Online Scalarization in Vector-Valued Games

TL;DR

This paper introduces an online scalarization approach for vector-valued games, enabling adaptive decision-making that improves convergence to preferred equilibria through a bi-level learning framework.

Contribution

It proposes a novel bi-level learning framework with adaptive scalarization, along with bandit online mirror descent algorithms and finite-time regret guarantees.

Findings

Convergence to preferred equilibrium increased from 50% to 80% with the proposed method.

Finite-time sublinear regret bounds are established for the algorithms.

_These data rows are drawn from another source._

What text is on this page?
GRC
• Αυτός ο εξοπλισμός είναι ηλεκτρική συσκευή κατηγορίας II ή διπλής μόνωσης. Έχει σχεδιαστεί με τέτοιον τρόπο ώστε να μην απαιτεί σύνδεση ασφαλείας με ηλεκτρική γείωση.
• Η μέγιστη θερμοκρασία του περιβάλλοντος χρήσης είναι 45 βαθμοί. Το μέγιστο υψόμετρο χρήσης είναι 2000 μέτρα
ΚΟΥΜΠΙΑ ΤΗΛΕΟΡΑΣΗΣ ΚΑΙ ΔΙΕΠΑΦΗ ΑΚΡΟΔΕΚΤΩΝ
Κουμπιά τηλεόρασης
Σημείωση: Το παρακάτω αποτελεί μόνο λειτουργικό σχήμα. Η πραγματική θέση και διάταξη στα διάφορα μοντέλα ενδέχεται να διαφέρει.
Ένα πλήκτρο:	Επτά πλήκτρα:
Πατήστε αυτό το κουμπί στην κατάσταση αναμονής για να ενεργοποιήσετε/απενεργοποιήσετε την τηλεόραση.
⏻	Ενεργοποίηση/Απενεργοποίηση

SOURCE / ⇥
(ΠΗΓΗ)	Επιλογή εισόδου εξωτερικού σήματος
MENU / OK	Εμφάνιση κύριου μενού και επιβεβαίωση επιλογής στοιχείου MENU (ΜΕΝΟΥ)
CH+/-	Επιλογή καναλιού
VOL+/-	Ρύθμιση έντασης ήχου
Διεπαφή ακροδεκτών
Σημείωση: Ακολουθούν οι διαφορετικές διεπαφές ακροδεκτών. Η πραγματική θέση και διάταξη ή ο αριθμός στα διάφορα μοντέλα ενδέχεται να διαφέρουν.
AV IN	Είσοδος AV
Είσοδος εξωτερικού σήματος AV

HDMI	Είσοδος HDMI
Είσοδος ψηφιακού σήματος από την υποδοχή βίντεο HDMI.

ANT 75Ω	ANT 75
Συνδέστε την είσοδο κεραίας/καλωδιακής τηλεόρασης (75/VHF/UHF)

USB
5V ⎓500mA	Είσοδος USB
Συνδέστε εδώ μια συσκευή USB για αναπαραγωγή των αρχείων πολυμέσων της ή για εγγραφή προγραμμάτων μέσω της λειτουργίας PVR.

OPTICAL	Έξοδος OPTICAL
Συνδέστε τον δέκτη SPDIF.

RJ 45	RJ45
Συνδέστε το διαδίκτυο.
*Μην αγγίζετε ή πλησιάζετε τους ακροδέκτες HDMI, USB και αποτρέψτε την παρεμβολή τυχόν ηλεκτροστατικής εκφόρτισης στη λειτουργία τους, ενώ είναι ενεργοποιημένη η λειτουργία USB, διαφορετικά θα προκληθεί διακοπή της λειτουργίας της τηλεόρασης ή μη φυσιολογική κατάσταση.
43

Experiments demonstrate improved performance over non-adaptive scalarization.

Abstract

We study repeated multi-player vector-valued games in which a player observes a payoff vector each round and evaluates outcomes through linear scalarizations of those vectors. Different from most prior works, the choice of scalarization is treated as an online decision variable rather than a fixed modeling decision. We propose a bi-level learning framework in which an outer learner chooses a scalarization from a finite candidate class on a slow timescale, while a faster inner bandit no-regret learner selects actions using the scalar feedback induced by the chosen scalarization. Performance of this approach is defined with respect to a certain true weight vector, and the deployed scalarizations act as control signals that shape the induced payoff trajectory. We provide implementable algorithms based on bandit online mirror descent with stabilized importance weighting, and we derive finite-time performance guarantees in the form of sublinear regret bounds. Experiments on a vector-valued extension of a canonical game show that convergence to the preferred equilibrium rises from roughly $50\%$ under non-adaptive scalarization to about $80\%$ under our proposed method.